Anche ieri alla Scala, con il suo stile irruento e poco formale, Sgarbi ha colto il punto vero della questione: oggi l’opera lirica, che è uno dei patrimoni culturali per cui l’Italia è amata e studiata nel mondo (punto su cui amava insistere anche un melomane d’eccezione come il filosofo liberale Isaiah Berlin), è spesso travolta da elementi estrinseci che rischiano di falsarne la natura.
Questi elementi sono le “regie faraoiniche e incontinenti”, come si è espresso Sgarbi, che, più che al nocciolo musicale delle opere, badano a stupire e a sconvolgere lo spettatore. “Sconvolgimento” che è poi spesso quello presunto tale dettato dal politicamente corretto e dalle mode radical chic, gli “idola fori” di baconiana memoria del nostro tempo (la casistica delle aberrazione viste in questi anni sui palchi è tanto lunga da non potere essere qui ricordata). Da qui anche un lievitare dei costi per registi e cantanti, divette simili a popstar, e un taglio alla parte del budget dovuto alle maestranze, vero e proprio serbatoio di esperienze e competenze che ci invidia il mondo intero. In quest’ordine di discorso si inserisce anche la scelta di sovrintendenti non italiani, come l’attuale francese Domunique Meyer, il cui merito principale sembra quello di essere graditi ad un autoreferenziale star-system internazionale.
E chi se non il più liberal dei sindaci italiani, cioè Beppe Sala, poteva intestarsene la paternità?
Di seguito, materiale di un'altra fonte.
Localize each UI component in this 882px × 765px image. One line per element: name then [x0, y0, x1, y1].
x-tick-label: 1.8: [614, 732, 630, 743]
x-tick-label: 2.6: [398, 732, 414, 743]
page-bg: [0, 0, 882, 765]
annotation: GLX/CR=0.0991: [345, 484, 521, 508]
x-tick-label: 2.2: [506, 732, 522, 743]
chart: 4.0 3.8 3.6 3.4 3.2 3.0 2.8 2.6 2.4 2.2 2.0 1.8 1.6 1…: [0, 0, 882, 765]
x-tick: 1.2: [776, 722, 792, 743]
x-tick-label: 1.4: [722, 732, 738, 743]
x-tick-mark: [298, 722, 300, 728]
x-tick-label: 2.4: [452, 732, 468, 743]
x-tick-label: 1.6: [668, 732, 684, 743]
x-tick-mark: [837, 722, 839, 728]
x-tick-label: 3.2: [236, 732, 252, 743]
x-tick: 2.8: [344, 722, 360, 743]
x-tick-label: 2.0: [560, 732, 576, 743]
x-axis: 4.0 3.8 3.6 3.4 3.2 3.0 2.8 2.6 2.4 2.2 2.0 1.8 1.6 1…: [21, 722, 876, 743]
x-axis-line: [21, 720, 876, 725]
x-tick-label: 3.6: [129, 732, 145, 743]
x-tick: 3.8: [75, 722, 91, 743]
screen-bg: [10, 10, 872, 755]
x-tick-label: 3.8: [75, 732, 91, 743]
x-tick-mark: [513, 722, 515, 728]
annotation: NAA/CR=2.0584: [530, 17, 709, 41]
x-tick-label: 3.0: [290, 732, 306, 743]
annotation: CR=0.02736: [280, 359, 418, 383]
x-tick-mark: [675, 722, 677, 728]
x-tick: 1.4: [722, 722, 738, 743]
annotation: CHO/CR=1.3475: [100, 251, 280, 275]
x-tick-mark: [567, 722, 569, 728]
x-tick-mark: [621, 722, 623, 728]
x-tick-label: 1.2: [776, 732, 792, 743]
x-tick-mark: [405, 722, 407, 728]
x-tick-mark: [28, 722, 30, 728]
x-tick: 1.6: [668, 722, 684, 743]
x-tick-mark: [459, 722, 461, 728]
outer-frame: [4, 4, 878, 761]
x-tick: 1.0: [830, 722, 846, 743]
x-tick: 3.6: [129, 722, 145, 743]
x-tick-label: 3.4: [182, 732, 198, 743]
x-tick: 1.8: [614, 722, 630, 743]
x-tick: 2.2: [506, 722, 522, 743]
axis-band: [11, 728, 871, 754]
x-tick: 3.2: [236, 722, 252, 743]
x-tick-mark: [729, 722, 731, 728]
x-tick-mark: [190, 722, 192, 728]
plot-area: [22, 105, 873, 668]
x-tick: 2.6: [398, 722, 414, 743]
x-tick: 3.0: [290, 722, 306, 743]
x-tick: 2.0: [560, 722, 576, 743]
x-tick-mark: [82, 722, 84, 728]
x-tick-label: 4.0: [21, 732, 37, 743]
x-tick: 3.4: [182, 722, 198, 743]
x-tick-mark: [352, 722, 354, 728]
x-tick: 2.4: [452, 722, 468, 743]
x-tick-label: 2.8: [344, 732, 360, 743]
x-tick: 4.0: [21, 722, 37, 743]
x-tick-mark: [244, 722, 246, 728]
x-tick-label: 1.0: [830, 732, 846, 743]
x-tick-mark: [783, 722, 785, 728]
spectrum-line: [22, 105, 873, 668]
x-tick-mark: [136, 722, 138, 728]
Un elemento di provincialismo che svalorizza quello che è appunto un patrimonio nazionale per eccellenza. È un ritorno al bello per il bello quello di cui anche in questo caso si è fatto portavoce Sgarbi, nell’ottica di quell’autonomia dell’arte che era il senso ultimo della grande Estetica crociana.
Ovviamente, qui non si vuole affermare una sorta di carattere “monumentale”, o conservativo, dell’opera d’arte, ma solo espungere da essa ciò che non le è proprio e che serve a svalorizzarla. Poi ben venga tutto il resto, compreso l’umano protagonismo dei tanti veri o presunti potenti che amano sfilare la sera di sant’Ambrogio, per la prima della stagione, nel più famoso teatro italiano.